Local readers of the Havenbury series – contemporary feel-good novels inhabiting a world which is like the love child of The Archers and Twin Peaks – will be able to recognise many of the features of the real Arundel, including the steep high street and the riverside. In ‘The Homecoming’ – the first in the series, out early in 2018 – the hero, Ben, lives in a wooden boathouse on the south side of the river. The building inspiring it can be seen from the café by the river at the bottom of town where the author has drunk many a latte in her time.
The Italian-style café and pasta restaurant at the bottom of town on the left of the high street is slightly renamed in the books but faithfully reproduced, right down to the eggs benedict, and the delicatessen is given an honourable mention in both ‘The Homecoming’ and the second book, ‘A Vintage Year’, which is set to be published in early 2019.

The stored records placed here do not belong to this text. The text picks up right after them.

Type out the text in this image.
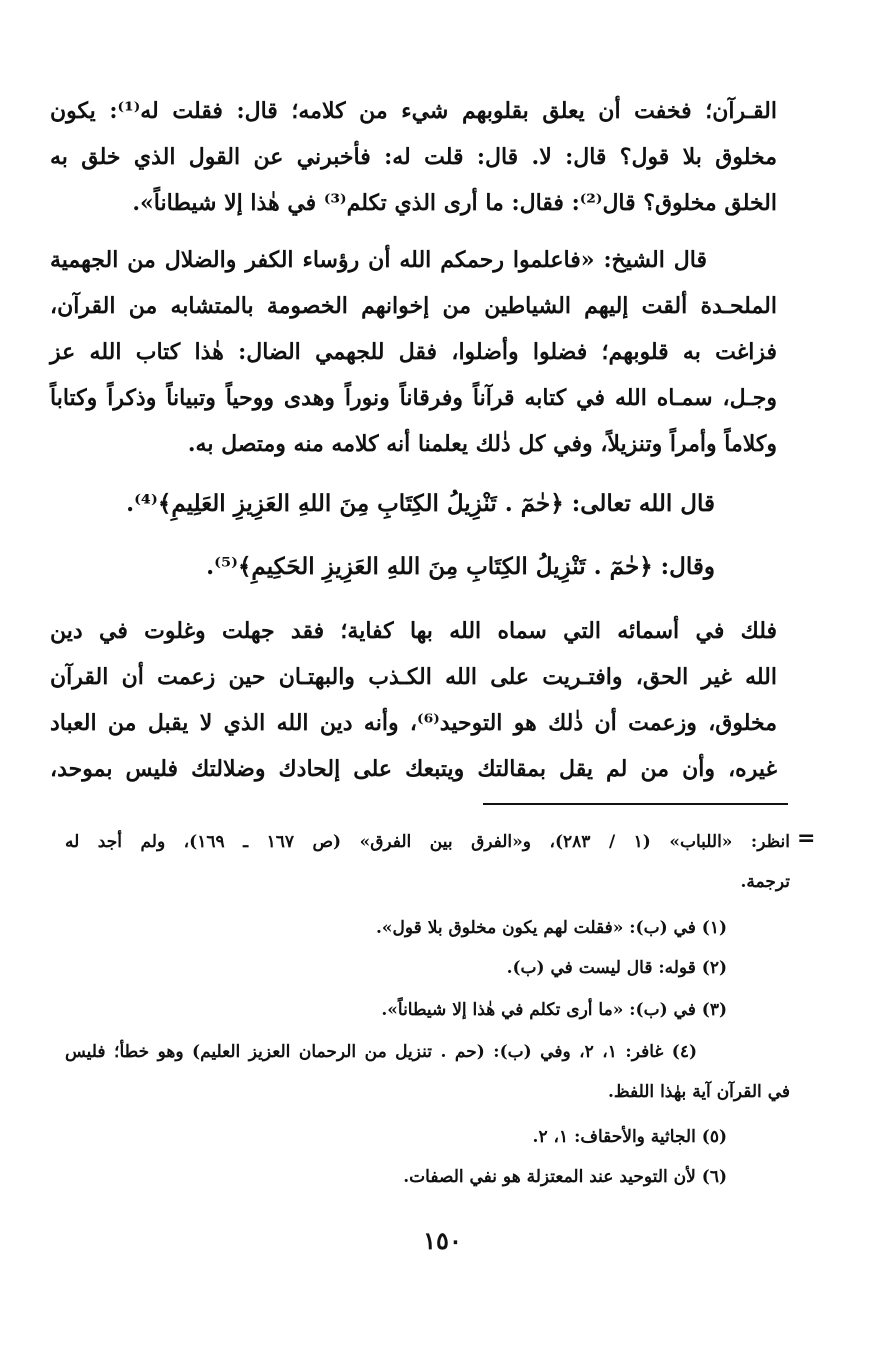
القـرآن؛ فخفت أن يعلق بقلوبهم شيء من كلامه؛ قال: فقلت له⁽¹⁾: يكون
مخلوق بلا قول؟ قال: لا. قال: قلت له: فأخبرني عن القول الذي خلق به
الخلق مخلوق؟ قال⁽²⁾: فقال: ما أرى الذي تكلم⁽³⁾ في هٰذا إلا شيطاناً».
قال الشيخ: «فاعلموا رحمكم الله أن رؤساء الكفر والضلال من الجهمية
الملحـدة ألقت إليهم الشياطين من إخوانهم الخصومة بالمتشابه من القرآن،
فزاغت به قلوبهم؛ فضلوا وأضلوا، فقل للجهمي الضال: هٰذا كتاب الله عز
وجـل، سمـاه الله في كتابه قرآناً وفرقاناً ونوراً وهدى ووحياً وتبياناً وذكراً وكتاباً
وكلاماً وأمراً وتنزيلاً، وفي كل ذٰلك يعلمنا أنه كلامه منه ومتصل به.
قال الله تعالى: ﴿حٰمٓ . تَنْزِيلُ الكِتَابِ مِنَ اللهِ العَزِيزِ العَلِيمِ﴾⁽⁴⁾.
وقال: ﴿حٰمٓ . تَنْزِيلُ الكِتَابِ مِنَ اللهِ العَزِيزِ الحَكِيمِ﴾⁽⁵⁾.
فلك في أسمائه التي سماه الله بها كفاية؛ فقد جهلت وغلوت في دين
الله غير الحق، وافتـريت على الله الكـذب والبهتـان حين زعمت أن القرآن
مخلوق، وزعمت أن ذٰلك هو التوحيد⁽⁶⁾، وأنه دين الله الذي لا يقبل من العباد
غيره، وأن من لم يقل بمقالتك ويتبعك على إلحادك وضلالتك فليس بموحد،
=
انظر: «اللباب» (١ / ٢٨٣)، و«الفرق بين الفرق» (ص ١٦٧ ـ ١٦٩)، ولم أجد له
ترجمة.
(١) في (ب): «فقلت لهم يكون مخلوق بلا قول».
(٢) قوله: قال ليست في (ب).
(٣) في (ب): «ما أرى تكلم في هٰذا إلا شيطاناً».
(٤) غافر: ١، ٢، وفي (ب): (حم . تنزيل من الرحمان العزيز العليم) وهو خطأ؛ فليس
في القرآن آية بهٰذا اللفظ.
(٥) الجاثية والأحقاف: ١، ٢.
(٦) لأن التوحيد عند المعتزلة هو نفي الصفات.
١٥٠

In the Havenbury books, the castle at the top of the hill is a ruin, unlike in Arundel where the Castle – a magnet for tourists and a venue for the arts, including Shakespeare each summer – is also the home of the Duke of Norfolk and his family. Arundel (aka Havenbury Magna) is a thriving market town, with a street market every first Saturday, a cream tea available from nearly every second shop, some fantastic antique stalls and a burgeoning annual Festival of culture; The Arundel Festival comes around every August and features theatre, music and a now famous art trail where local artists exhibit in venues across the town. The thirty or so venues include several private houses, providing excellent opportunities for nosing around in places which are normally off limits.
The inspiration is never-ending and more stories of Havenbury folk are due to follow, so readers can hopefully track the fortunes of key characters and places, both real and imaginary for years to come.
Thank you for a very insightful tour Rosie!